Do Baseball Players Regress Toward the Mean?

 

Edward M. Schall
Andersen Consulting
San Francisco, California 94105

Gary Smith
Department of Economics
Pomona College
Claremont, California 91711
gsmith@pomona.edu

 

Edward M. Schall is a Business Analyst at Andersen Consulting, San Francisco, CA 94105 (E-mail: tms@sirius.com); Gary Smith is Fletcher Jones Professor of Economics, Pomona College, Claremont, CA 91711 (E-mail: gsmith@pomona.edu). The authors thank the referees for their careful reading and very helpful comments.

 

Abstract

Baseball performances are an imperfect measure of baseball abilities, and consequently exaggerate differences in abilities. Predictions of relative batting averages and earned run averages can be improved substantially by using correlation coefficients estimated from earlier seasons to shrink performances toward the mean.

key words: least squares, sports, predictions

 

Do Baseball Players Regress Toward the Mean?

1. INTRODUCTION

Baseball players who win coveted awards and sign breathtaking contracts often disappoint fans, managers, and owners. These disappointments might be explained by regression toward the mean, which occurs when real phenomena are measured imperfectly, causing extreme measurements to exaggerate differences among the underlying phenomena. The degree of exaggeration depends on the correlation between the measurements and the real phenomena. In baseball, the correlation between performance and skill is far from perfect and, as a consequence, observed performance differences substantially overstate skill differences. Players who do exceptionally well in any particular season typically do not do as well the subsequent season–they regress toward the mean. We can improve our forecasts by adjusting our predictions accordingly.

2. REGRESSION TOWARD THE MEAN

Galton (1886) observed regression toward the mean in his seminal study of the relationship between the heights of parents and their adult children. Because heights are affected by diet, exercise, and other environmental factors, observed heights are an imperfect measure of the genetic influences that we inherit from our parents and pass on to our children. A person who is 78 inches tall may have been pulled above a somewhat shorter genetically predicted height by positive environmental influences or may have been pulled below a somewhat taller genetic height by negative environmental factors. The former is more likely because there are many more people with genetically predicted heights below 78 inches than with genetic heights above 78 inches. Thus the observed heights of unusually tall parents usually overstate the genetic heights that they pass on to their children.

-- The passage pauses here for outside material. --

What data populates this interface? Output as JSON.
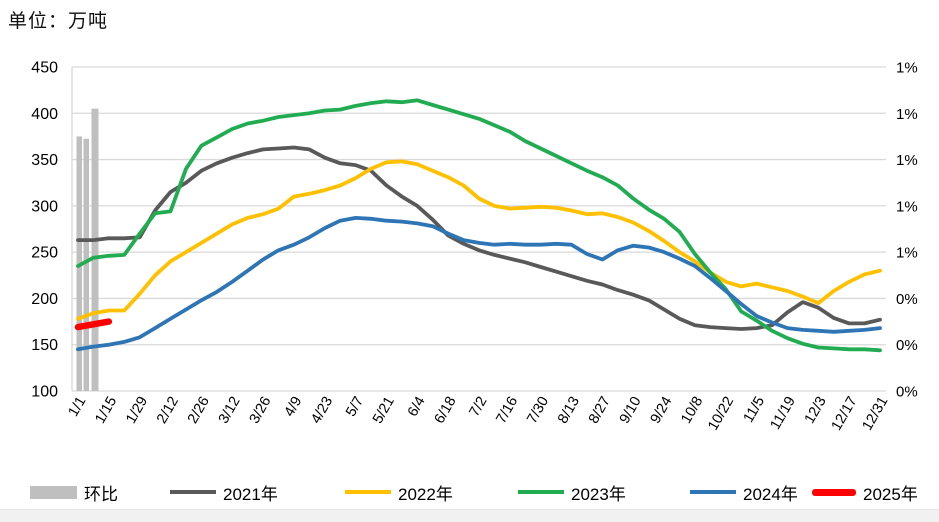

Regression toward the mean can be seen in sports, where observed performance is an imperfect measure of skill. Of the last twenty major league baseball champions from 1979 through 1998, only two repeated the following year. Of those major league baseball teams that win more than 100 games in a season, 90% do not do as well the next season (James 1981). Outcomes depend on luck as well as skill, and those teams that do unusually well are more likely to have experienced good luck than bad. Few teams are so far superior to their opponents that they can win a championship in an off year. Thus the performance of most champions exaggerates their skill and, because good luck cannot be counted on repeatedly, most champions regress to the mean.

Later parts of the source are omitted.